そう言って、彼女は康平の頭を撫でてくれた。この狼の姿で撫でてくれるのは、家族以外ではめったにいない。繰り返すが、狼姿の自分は凶暴な見た目をしているのだ。

 ――へへ、撫でられた!

 ただそれだけのことが、康平には嬉しかった。それから少しだけ、彼女とじゃれて遊んだ。

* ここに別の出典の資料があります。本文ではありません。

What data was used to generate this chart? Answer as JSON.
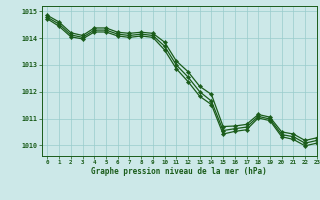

 家に帰ると、泥まみれになった康平の姿を見た姉に叱られたのは言うまでもない。


 その数日後、康平は学校で彼女を見かけた。その時一緒にいたクラスメイトに彼女のことを尋ねると、図書委員の新藤先輩だという答えが返ってきた。

 ――図書委員の、新藤先輩。

 それからさらに数日後。康平がなんとなく散歩がてらあの公園に寄ってみると、なんとまた新藤と会った。彼女も一度会った大きな犬がいるかと思って、公園に寄ってみたのだそうだ。

 ――俺ら、以心伝心……!

 これはもう、運命と呼んでもいいのではないだろうか。そう感動しながらも、康平は彼女が差し出すジャーキーに噛みつく。もしいたら、お礼をしようと思った彼女が買ってくれたのだ。彼女がくれるおやつは、ヘルシーで美味しかった。康平が運命よりも先に、餌付けされたらしいのは確かだった。

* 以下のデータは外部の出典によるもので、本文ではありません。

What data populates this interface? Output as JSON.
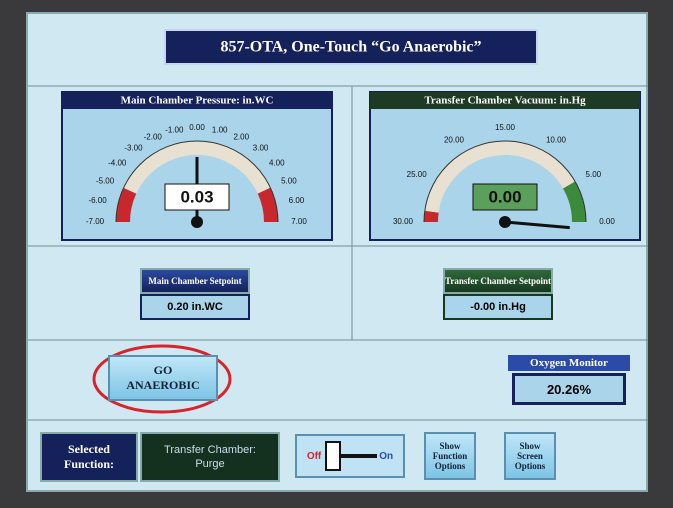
{
  "title": "857-OTA, One-Touch “Go Anaerobic”",
  "gauges": [
    {
      "header": "Main Chamber Pressure:  in.WC",
      "labels": [
        "-7.00",
        "-6.00",
        "-5.00",
        "-4.00",
        "-3.00",
        "-2.00",
        "-1.00",
        "0.00",
        "1.00",
        "2.00",
        "3.00",
        "4.00",
        "5.00",
        "6.00",
        "7.00"
      ],
      "reading": "0.03"
    },
    {
      "header": "Transfer Chamber Vacuum: in.Hg",
      "labels": [
        "30.00",
        "25.00",
        "20.00",
        "15.00",
        "10.00",
        "5.00",
        "0.00"
      ],
      "reading": "0.00"
    }
  ],
  "setpoints": [
    {
      "label": "Main Chamber Setpoint",
      "value": "0.20 in.WC"
    },
    {
      "label": "Transfer Chamber Setpoint",
      "value": "-0.00 in.Hg"
    }
  ],
  "go_button": "GO ANAEROBIC",
  "oxygen_monitor": {
    "label": "Oxygen Monitor",
    "value": "20.26%"
  },
  "selected_function": {
    "label": "Selected Function:",
    "value": "Transfer Chamber: Purge"
  },
  "switch": {
    "off": "Off",
    "on": "On"
  },
  "buttons": [
    "Show Function Options",
    "Show Screen Options"
  ]
}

 それから康平は図書館に通い詰めた。そして世間話をしているうちに、姉が通う大学に売っているというコーヒー豆の話を聞き出したというわけである。そしてそのコーヒー豆のおかげで、康平は密室の中二人きりで、コーヒータイムに誘われたのだ。買ってきてくれた姉に感謝である。

「但野くん、はい」

新藤が淹れたてのコーヒーを差し出してきた。家で飲んでいるのと同じ豆だが、新藤が淹れてくれたというだけで、美味しさが増した。

「新藤先輩、あの公園の犬とはどうですか?」

尋ねた康平に、新藤が嬉しそうに微笑んだ。

「ふふっ、但野くんもクロちゃんが気になるのね」

康平が犬好きアピールをしているので、新藤は公園で出会った大きな黒い犬の話をしてくれる。それが康平本人であるとも知らずに。しかも愛称までつけてもらった。名は体を表すと言う通りの良い名だ。

「クロちゃんはね、とっても賢いのよ。この間だって……」

彼女は目を輝かせて黒い犬「クロ」の話をする。

 ――新藤先輩が、俺の話をしている……!

 今はこの幸せで、満足しようと思う。